Nun ist die Grundschule Schuttertal eine der 15 Schulen, die sich Hoffnung auf den mit 100.000 Euro dotierten Deutschen Schulpreis machen dürfen. Dieser honoriert innovative Schulkonzepte. Wie und wann der Preis, um den sich 81 Schulen beworben haben, verliehen wird, steht angesichts der aktuellen Situation noch nicht fest.

Hinter dem Konzept der Grundschule Schuttertal steckt ein Projekt der Münchner Akademie für Philosophische Bildung und WerteDialog: „Philosophieren in Baden-Württemberg“ fördert die Verbreitung des Philosophierens als Bildungs- und Erziehungsprinzip.
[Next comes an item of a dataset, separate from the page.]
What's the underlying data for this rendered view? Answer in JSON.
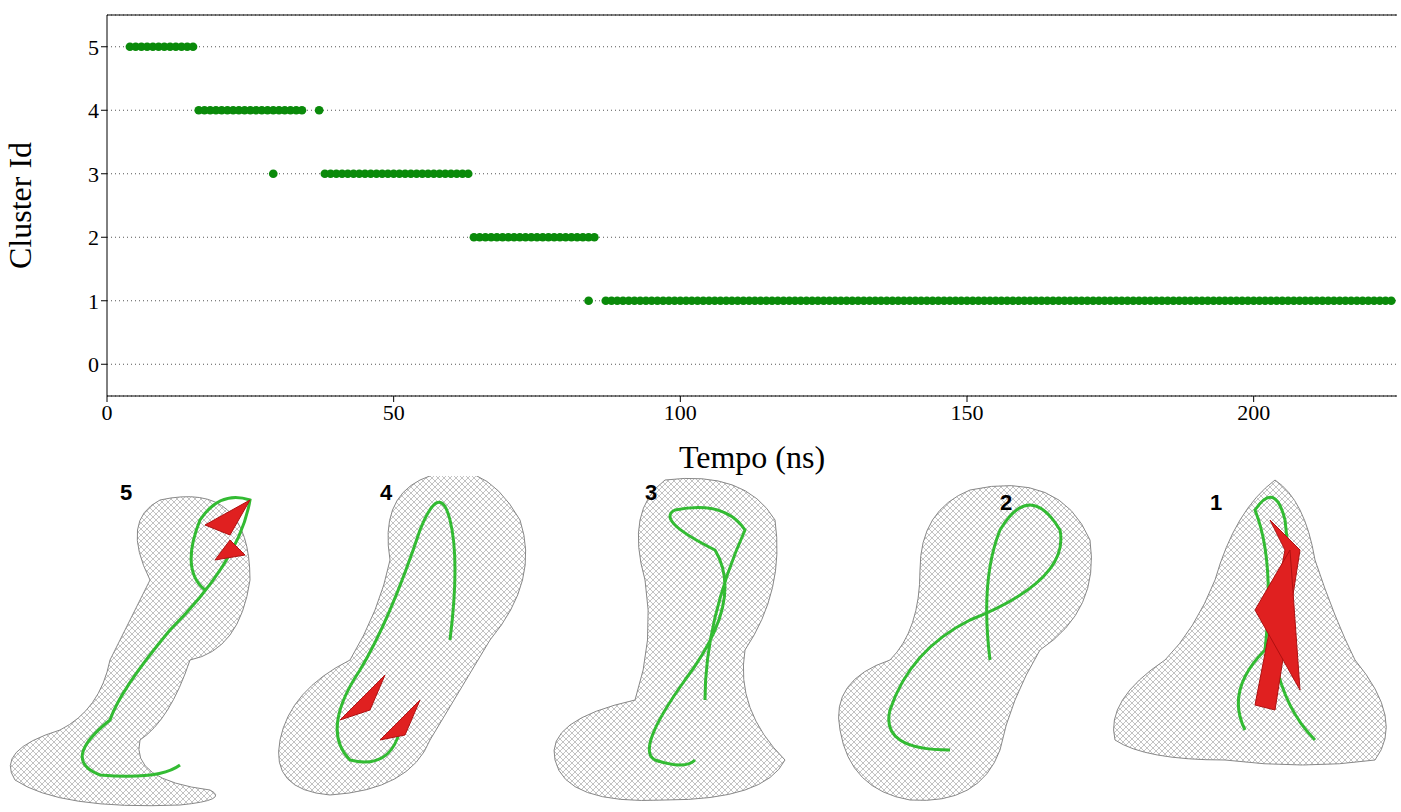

Schließlich ist die Akademie davon überzeugt, dass sich die Auseinandersetzung mit philosophischen Fragen unmittelbar auf das Verhalten von Kindern auswirkt, da sie sprachlich und argumentativ, aber auch im Umgang mit ihren Mitschülern und ihrer Umwelt davon profitieren.

„Philosophieren in Baden-Württemberg“ fördert so die ethische Wertebildung der Kinder – eine wichtige Basis guten gesellschaftlichen und unternehmerischen Handelns in der Zukunft. Deshalb unterstützt die Karl Schlecht Stiftung das Projekt.